Years ago I argued here that since it could be proved that there is a duty to look after your fellow man in some limited senses, taxation to support a modest welfare net was justified. I was wrong. I didn't see the wisdom of the old maxim: hard cases make bad law.
I used corner cases in which it would be morally permissible for one person to force another person to help a third person who was in distress. You can imagine such a case. The one I gave went something like this. You see through a telescope that 100 yards away a small child is bleeding to death due to some accident. You cannot get to the child in time to save him because you can't move for whatever reason. A bystander is near the child but refuses to help him. You and the child plead with him, but he only shrugs. You have a sniper rifle and you are a marksman. You yell to the bystander, "Stop that child's bleeding or I will kill you." At this, the bystander complies. You've done nothing wrong.

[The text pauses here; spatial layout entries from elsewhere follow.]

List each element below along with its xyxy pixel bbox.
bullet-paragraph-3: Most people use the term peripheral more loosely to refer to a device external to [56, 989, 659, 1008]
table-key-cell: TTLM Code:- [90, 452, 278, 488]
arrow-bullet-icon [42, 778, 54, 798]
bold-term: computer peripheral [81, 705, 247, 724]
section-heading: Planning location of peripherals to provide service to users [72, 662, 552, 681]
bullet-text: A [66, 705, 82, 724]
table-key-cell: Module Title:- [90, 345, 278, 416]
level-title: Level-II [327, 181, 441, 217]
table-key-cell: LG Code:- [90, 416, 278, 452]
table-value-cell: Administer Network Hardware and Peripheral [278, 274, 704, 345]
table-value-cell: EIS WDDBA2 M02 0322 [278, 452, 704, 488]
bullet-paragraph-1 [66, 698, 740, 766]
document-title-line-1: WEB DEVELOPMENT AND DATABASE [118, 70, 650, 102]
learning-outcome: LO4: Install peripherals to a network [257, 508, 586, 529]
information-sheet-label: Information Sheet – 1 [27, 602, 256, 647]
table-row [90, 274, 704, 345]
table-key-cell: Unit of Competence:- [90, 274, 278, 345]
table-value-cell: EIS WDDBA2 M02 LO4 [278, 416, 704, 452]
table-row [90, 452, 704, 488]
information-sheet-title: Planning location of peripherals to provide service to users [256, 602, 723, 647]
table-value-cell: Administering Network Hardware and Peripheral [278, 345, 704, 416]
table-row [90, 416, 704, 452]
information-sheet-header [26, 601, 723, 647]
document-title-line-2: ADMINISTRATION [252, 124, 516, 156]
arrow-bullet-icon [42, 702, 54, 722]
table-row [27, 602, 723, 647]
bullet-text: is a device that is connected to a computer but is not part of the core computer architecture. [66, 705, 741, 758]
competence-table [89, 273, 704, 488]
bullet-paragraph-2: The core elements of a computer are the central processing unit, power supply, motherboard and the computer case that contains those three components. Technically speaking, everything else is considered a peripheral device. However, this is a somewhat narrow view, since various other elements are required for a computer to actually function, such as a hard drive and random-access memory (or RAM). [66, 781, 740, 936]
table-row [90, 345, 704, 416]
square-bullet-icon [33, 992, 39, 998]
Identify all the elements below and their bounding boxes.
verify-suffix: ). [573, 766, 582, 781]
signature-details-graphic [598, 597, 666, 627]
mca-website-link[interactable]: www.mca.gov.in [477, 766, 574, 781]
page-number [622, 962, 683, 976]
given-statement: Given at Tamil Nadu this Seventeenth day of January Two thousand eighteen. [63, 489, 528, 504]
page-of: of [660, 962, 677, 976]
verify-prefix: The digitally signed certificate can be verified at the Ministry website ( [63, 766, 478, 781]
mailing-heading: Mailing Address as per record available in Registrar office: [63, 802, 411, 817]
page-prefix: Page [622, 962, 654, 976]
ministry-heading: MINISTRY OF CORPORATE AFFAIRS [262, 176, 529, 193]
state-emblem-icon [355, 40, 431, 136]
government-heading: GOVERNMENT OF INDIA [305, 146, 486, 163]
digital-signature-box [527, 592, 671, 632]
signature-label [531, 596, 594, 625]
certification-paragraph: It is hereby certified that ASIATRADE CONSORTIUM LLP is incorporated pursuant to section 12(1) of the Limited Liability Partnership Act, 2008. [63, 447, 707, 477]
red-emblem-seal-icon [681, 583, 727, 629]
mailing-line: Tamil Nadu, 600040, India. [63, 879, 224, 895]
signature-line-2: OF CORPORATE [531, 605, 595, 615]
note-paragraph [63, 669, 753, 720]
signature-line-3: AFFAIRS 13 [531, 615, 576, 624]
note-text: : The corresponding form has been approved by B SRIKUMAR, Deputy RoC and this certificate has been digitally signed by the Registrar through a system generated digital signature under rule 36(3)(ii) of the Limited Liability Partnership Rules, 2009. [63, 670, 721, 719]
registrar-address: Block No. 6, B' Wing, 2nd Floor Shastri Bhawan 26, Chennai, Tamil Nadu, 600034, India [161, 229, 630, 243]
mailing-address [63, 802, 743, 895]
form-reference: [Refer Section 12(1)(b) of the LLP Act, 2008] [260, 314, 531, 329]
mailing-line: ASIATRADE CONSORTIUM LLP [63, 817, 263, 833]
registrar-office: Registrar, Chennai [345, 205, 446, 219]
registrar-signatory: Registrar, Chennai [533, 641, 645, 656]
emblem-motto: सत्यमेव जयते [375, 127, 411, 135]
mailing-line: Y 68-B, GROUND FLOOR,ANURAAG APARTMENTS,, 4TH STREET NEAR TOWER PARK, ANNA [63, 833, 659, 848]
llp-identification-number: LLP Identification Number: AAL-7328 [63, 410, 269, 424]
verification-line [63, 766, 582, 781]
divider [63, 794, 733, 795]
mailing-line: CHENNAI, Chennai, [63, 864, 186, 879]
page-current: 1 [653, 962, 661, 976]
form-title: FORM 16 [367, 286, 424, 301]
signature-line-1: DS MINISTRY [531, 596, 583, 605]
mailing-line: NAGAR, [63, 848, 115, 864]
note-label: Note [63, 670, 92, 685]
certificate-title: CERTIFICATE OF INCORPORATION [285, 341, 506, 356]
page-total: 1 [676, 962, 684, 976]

This is a corner case. It is fun to think about, and it may even tell us something interesting about the moral duty of charity. What it does not do is anything at all to show that a government welfare net is justified. This is because it does nothing to overcome the prima facie case against concentrating enormous amounts of power in a few hands by law. In order to do that, you have to do more than put forward an odd corner case. For example, you might show that the power is necessary in order to save the very harmed by the concentration of power, as for, instance the founding fathers did when they argued for a powerful Commander in Chief of the U.S. military. But there is no such argument in the case of the welfare net. Moreover, a corner case does nothing to show that governmental power to enforce charitable duties would not, due to corruption and bureaucratic inertia, cause terrible injustices as side effects, injustices far outweighing the concerns of charitable welfare relief.
So, I was wrong and libertarians were right. I know of no good case for a federal governmental welfare net, given the urgent need to limit the power of the federal government and the capacity of private charity to address humanitarian needs.